Exploring of Bulk and Structure Inversion Asymmetry in GaAs/AlGaAs Quantum Well Structures Applying Spin Photogalvanics

应用自旋光电池探索 GaAs/AlGaAs 量子阱结构中的体积和结构反转不对称性

• 批准号: 40956062
• 负责人: Professor Dr. Sergey Ganichev
• 金额: --
• 依托单位: Institut für Experimentelle und Angewandte Physik
• 依托单位国家: 德国
• 项目类别: Priority Programmes
• 财政年份: 2007
• 资助国家: 德国
• 起止时间: 2006-12-31 至 2013-12-31
• 项目状态: 已结题
• 来源: https://gepris.dfg.de/gepris/projekt/40956062?language=en
• 关键词: Exploring; Bulk; Structure; Inversion; Asymmetry

The project is aimed to the investigation of bulk (BIA) and structure (SIA) inversion asymmetry in semiconductor quantum well (QW) structures. Inversion asymmetry in QW structures and its manipulation play an important role for the generation, manipulation and detection of spin polarized electrons in semiconductor systems. To gain the information on BIA and SIA we will use a novel technique developed by our group in the framework of the first part of the project. The technique is based on investigation of terahertz radiation induced photogalvanic effects, comprising magneto-photogalvanic effect, circular photogalvanic effect and spin-galvanic effect. The project is focused on investigation of BIA and SIA in various Ill-V-compound materials of different crystallographic orientations. In particular, the behavior of the inversion asymmetry upon variation of temperature, QW shape and carrier density will be studied, Our preliminary results obtained on (llO)-oriented structures demonstrated that the structure inversion asymmetry can be controllably tuned to zero by variation of (-doping layer positions. This method should be extended to (00l)-grown structures providing an information on growth conditions needed to obtain perfectly symmetric structures with zero Rashba constant and structures with equal Rashba and Dresselhaus spin splittings. The latter structures should show extremely long spin relaxation times and are of particular interest for realization of spin transport based devices.

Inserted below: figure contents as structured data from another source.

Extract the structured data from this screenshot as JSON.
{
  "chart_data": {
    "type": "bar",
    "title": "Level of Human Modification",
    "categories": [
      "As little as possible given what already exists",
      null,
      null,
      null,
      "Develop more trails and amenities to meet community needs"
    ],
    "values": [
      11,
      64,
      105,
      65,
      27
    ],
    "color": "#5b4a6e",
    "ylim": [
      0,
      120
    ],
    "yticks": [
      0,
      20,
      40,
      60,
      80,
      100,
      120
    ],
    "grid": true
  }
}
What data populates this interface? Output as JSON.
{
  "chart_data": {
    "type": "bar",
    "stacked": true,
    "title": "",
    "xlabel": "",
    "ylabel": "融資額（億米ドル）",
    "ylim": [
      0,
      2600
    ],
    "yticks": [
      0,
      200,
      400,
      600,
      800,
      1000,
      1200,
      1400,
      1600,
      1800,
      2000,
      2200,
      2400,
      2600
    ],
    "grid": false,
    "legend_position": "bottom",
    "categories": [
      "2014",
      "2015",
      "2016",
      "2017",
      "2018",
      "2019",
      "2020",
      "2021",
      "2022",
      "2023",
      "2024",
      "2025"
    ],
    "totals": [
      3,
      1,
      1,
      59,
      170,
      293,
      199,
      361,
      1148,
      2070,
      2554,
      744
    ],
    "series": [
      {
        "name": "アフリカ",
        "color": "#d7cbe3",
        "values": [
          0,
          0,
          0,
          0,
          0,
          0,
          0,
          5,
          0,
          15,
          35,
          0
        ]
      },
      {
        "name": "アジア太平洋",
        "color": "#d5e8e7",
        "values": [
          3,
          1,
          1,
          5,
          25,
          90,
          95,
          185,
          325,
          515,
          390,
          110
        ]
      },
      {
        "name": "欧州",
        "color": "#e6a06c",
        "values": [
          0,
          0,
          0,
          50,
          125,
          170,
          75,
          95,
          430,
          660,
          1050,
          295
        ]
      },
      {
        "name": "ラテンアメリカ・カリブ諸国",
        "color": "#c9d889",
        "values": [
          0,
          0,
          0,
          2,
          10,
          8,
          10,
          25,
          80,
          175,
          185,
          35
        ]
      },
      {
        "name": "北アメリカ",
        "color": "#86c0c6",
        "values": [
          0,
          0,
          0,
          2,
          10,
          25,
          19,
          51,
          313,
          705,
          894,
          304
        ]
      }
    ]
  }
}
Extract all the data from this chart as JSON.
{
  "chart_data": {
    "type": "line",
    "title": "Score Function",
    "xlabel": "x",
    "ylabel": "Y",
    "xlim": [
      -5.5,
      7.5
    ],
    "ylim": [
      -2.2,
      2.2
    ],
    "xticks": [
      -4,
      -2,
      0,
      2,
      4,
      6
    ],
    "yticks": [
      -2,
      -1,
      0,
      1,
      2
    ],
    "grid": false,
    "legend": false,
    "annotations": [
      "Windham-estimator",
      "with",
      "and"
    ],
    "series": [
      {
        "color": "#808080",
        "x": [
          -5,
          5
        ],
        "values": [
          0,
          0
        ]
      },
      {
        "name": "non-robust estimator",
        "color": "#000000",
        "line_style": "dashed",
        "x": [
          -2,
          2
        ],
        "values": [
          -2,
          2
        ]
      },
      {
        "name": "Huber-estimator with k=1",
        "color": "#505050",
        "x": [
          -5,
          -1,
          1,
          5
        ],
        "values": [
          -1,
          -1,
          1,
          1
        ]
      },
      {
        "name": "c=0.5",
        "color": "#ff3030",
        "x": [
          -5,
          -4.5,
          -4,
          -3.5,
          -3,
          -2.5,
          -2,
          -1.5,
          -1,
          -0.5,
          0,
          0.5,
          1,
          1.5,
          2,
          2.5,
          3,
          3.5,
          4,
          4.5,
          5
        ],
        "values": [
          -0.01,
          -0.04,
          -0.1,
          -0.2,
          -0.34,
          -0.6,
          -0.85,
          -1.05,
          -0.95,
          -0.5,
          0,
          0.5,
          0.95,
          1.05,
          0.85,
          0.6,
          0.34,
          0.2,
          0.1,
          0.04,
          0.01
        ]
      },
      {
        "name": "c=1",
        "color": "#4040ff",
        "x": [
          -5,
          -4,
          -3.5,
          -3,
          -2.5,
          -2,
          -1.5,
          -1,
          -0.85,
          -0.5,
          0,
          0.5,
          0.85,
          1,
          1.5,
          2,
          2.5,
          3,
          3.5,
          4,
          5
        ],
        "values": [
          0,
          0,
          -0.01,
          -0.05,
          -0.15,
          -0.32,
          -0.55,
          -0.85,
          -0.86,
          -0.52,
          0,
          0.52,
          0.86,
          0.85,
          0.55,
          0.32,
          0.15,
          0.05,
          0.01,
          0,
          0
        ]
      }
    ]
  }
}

该项目旨在研究半导体量子阱（QW）结构中的体（BIA）和结构（SIA）反转不对称性。量子阱结构中的反转不对称及其操纵对半导体系统中自旋极化电子的产生、操纵和探测起着重要的作用。为了获得BIA和SIA的信息，我们将在项目第一部分的框架中使用我们小组开发的一种新技术。该技术是基于对太赫兹辐射引起的光电效应的研究，包括磁光电效应、圆形光电效应和自旋光电效应。本项目主要研究了BIA和SIA在不同晶体取向的ill - v复合材料中的作用。我们在（llO）取向结构上获得的初步结果表明，通过改变掺杂层的位置，可以将结构的反转不对称性可控地调谐到零。该方法应推广到（00l）生长结构，提供了获得零Rashba常数和等Rashba和Dresselhaus自旋分裂结构的完美对称结构所需的生长条件的信息。后一种结构应该显示出极长的自旋弛豫时间，并且对于实现基于自旋输运的器件特别感兴趣。